To address this, we propose an approach based on agentic scaling to generate diverse environments and high-quality data. We introduce a unified system comprising three components: NexAU (Agent Universe), a universal agent framework that hides complexities of agent features (execution loop, tools, sub-agents, context management etc.) from agent builders. Simple configurations could generate very complex and diverse agents. NexA4A (Agent for Agent), a generative system that automatically synthesizes diverse agent architectures and workflows from natural language specifications; and NexGAP (General Agent-data Pipeline), which leverages real-world Model Context Protocol (MCP) tools and information fusion to generate massive-scale, end-to-end trajectories rooted in authentic execution. Leveraging this system, we train Nex-N1, a series of models that demonstrate robust generalization across heterogeneous agent frameworks. Our main contributions are summarized as follows:

Infrastructure for Environmental Scaling. We propose a unified ecosystem (NexAU, NexA4A, NexGAP) that transforms environment construction from manual engineering to automated synthesis.
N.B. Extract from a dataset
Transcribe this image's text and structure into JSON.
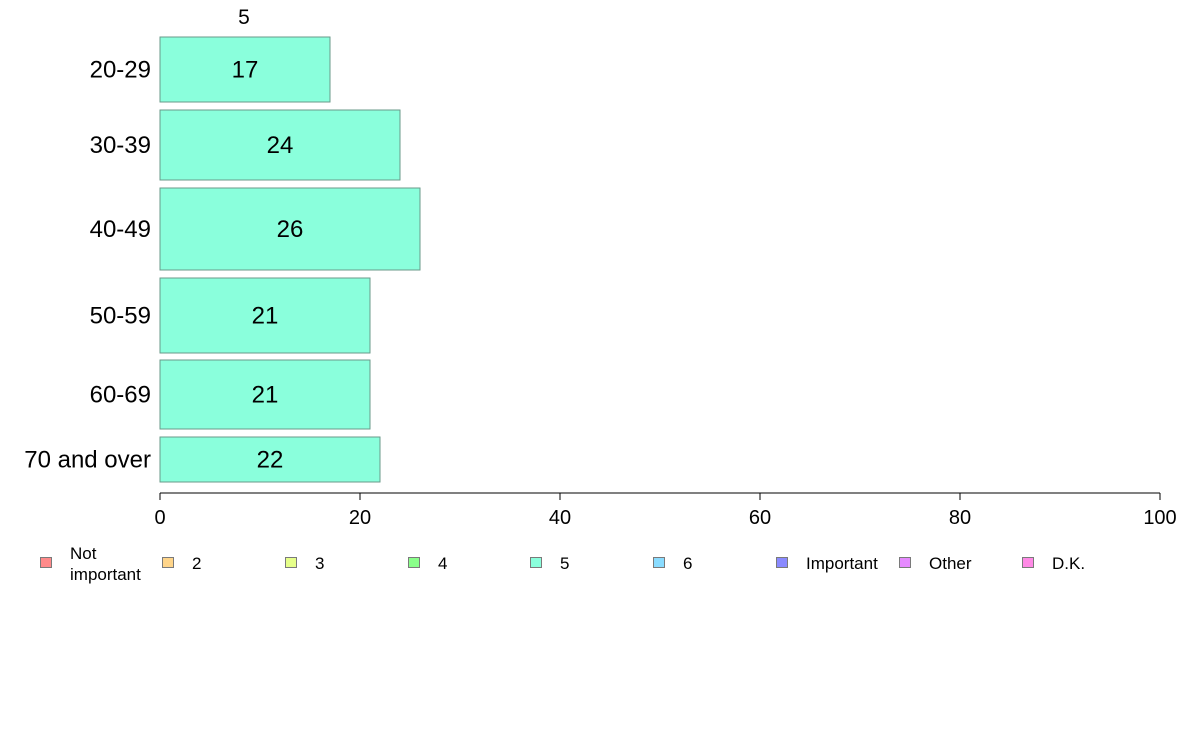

By treating agent environments as generative language specifications rather than static code, we break the dependency on human-designed environments and enable the infinite scaling of diverse interaction topologies.

However, when examined at scale, this ecosystem exposes two structural obstacles: a) the lack of scalable and stable environment simulation, including tools, state transitions, and error behaviors, requires substantial manual effort, as most frameworks were designed for small-scale experiments rather than large-scale, reproducible trajectory generation; b) existing frameworks provide limited diversity. They cover only a narrow range of tasks, tools, and interaction patterns, with variable implementation quality, and the resulting behavioral space for agentic learning is constrained.

What truly matters are the context-passing relationships among agents, each agent’s system prompt, the tools involved, and the invocation format.

This observation motivates a unified and extensible agent engine that abstracts away framework-specific idiosyncrasies while preserving the behavioral structure essential for learning. So we introduce NexAU (Nex Agent Universe), a lightweight, high-throughput runtime that decouples agent definition from agent execution. NexAU provides a consistent substrate for faithfully simulating tools, environments, and error dynamics at scale, enabling the generation of high-quality trajectories across diverse tasks. Unlike rigid graph based orchestration systems, NexAU adopts a recursive, fractal architecture inspired by the ReAct paradigm Yao et al. (2023), treating sub-agents, tools, and external services as interchangeable functional units. This design both unifies heterogeneous frameworks under a single execution model and expands the diversity and realism of environments available for agentic scaling.